Many amusing stories are told of the Lawyer Volunteers—how Erskine used to read the word of command from the back of a paper like a brief, and how Lord Eldon and Lord Ellenborough had to be dismissed for sheer inability to learn the ‘goose-step.’ And it was said that when the word ‘charge’ was given, every member of the Corps produced a note-book and forthwith wrote down six and eightpence! Such was the origin of the subsequent Volunteer Corps, which, when the Volunteer movement came again to the front in the crisis of 1859, was enrolled as the 23rd Middlesex—a title afterwards changed to the 14th Middlesex. Upon the standard of this Inns of Court Volunteer Corps it was proposed to inscribe the appropriate phrase, ‘Retained for the Defence.’ Its popular title, the Devil’s Own, which it still keeps, is inherited from George III.’s witticism—if it was indeed his—anent the Legal Association.

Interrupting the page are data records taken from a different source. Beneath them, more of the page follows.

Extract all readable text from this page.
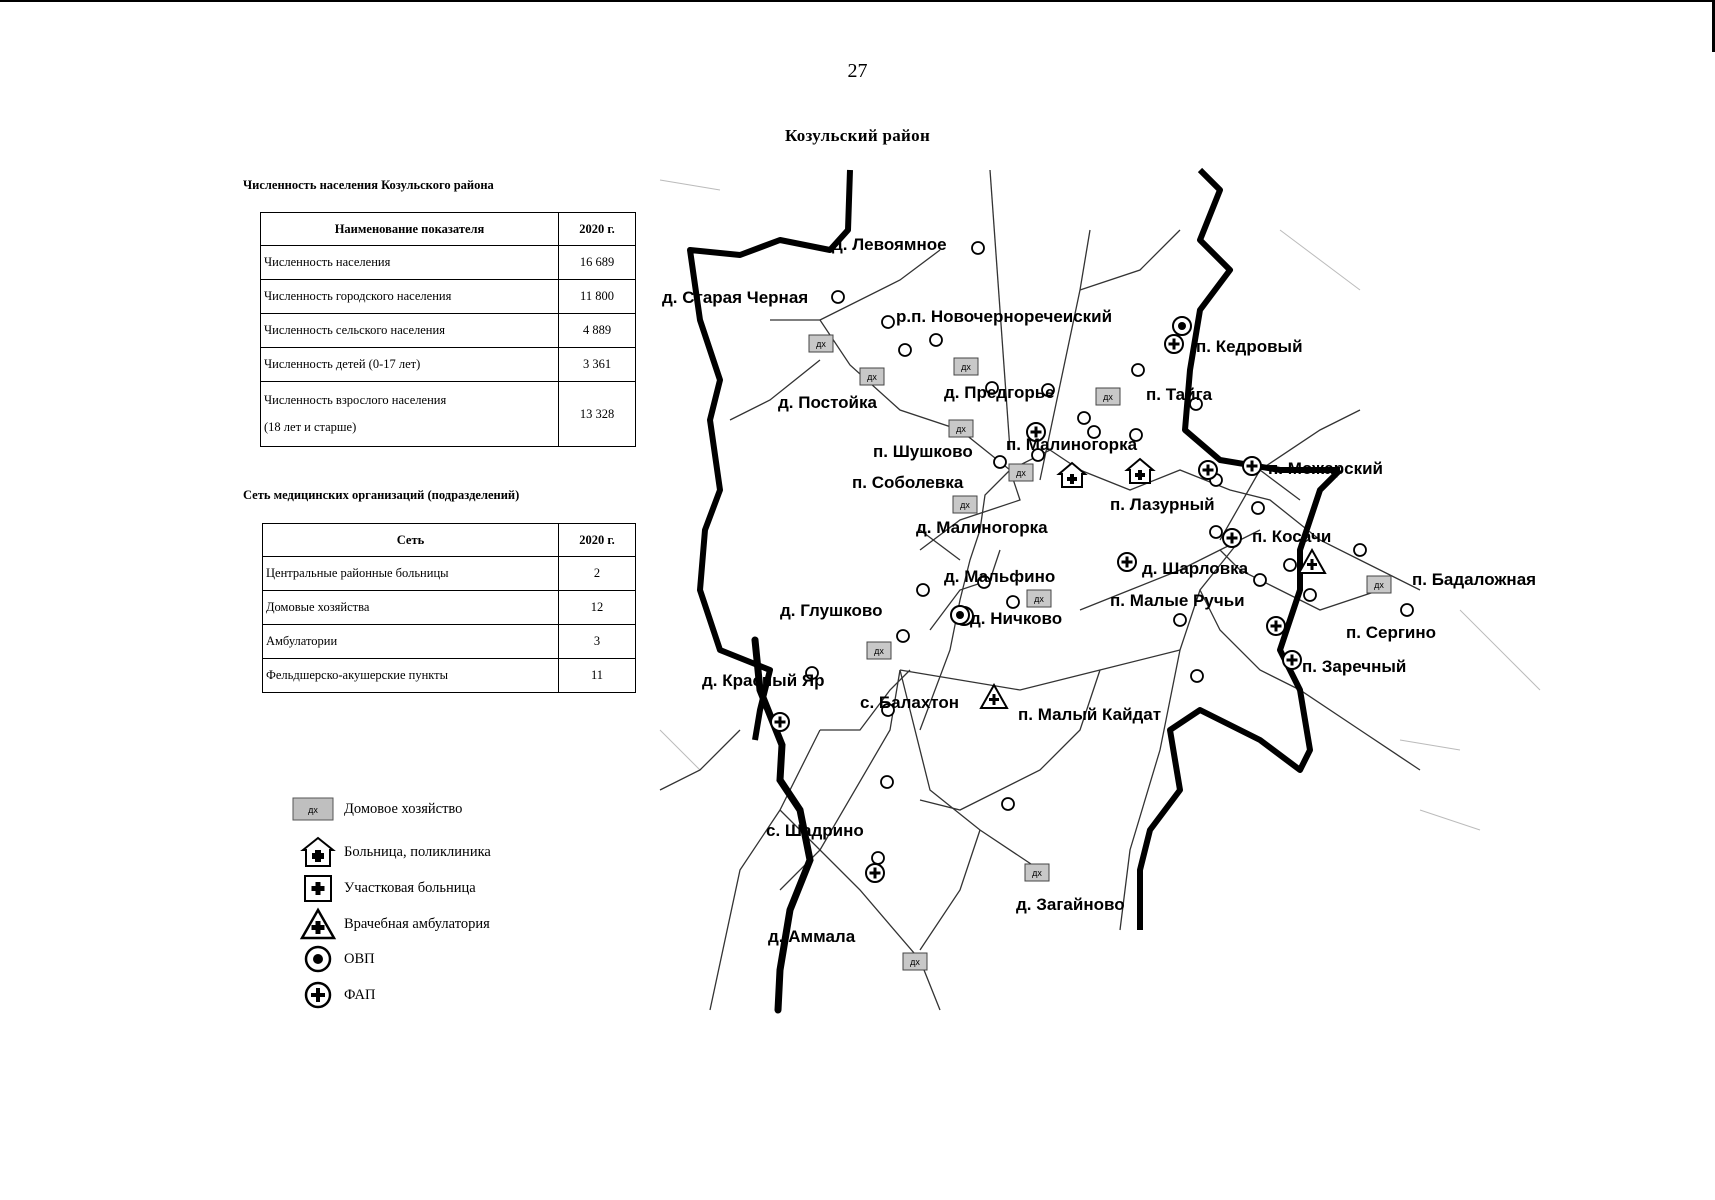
27
Козульский район
Численность населения Козульского района
Наименование показателя	2020 г.
Численность населения	16 689
Численность городского населения	11 800
Численность сельского населения	4 889
Численность детей (0-17 лет)	3 361

Численность взрослого населения
(18 лет и старше)	13 328
Сеть медицинских организаций (подразделений)
Сеть	2020 г.
Центральные районные больницы	2
Домовые хозяйства	12
Амбулатории	3
Фельдшерско-акушерские пункты	11
дх Домовое хозяйство
Больница, поликлиника
Участковая больница
Врачебная амбулатория
ОВП
ФАП
дх
д. Левоямное
д. Старая Черная
р.п. Новочерноречеиский
п. Кедровый
д. Постойка
д. Предгорье	п. Тайга
п. Шушково п. Малиногорка
п. Можарский
п. Соболевка
п. Лазурный
д. Малиногорка	п. Косачи
д. Мальфино	д. Шарловка
п. Бадаложная
д. Глушково	д. Ничково
п. Малые Ручьи
п. Сергино
п. Заречный
д. Красный Яр
с. Балахтон
п. Малый Кайдат
с. Шадрино
д. Загайново
д. Аммала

For the South African War some forty men were selected from the Inns of Court for service with the specially raised City Imperial Volunteers, popularly known as the C.I.V. In the welter of War Office rearrangements the existence of the Devil’s Own has been almost miraculously preserved ‘for the Defence.’ But, of course, its title has been altered. The 14th (Inns of Court) Middlesex Volunteer Rifle Corps has now become the 27th London Regiment.

CHAPTER VII
GRAY’S INN

Beyond Lincoln’s Inn, across Holborn—the road which takes its name from the burn that flowed through the hollow—lies Gray’s Inn, a great quiet domain, quadrangle upon quadrangle, with a large space of greensward enclosed within it.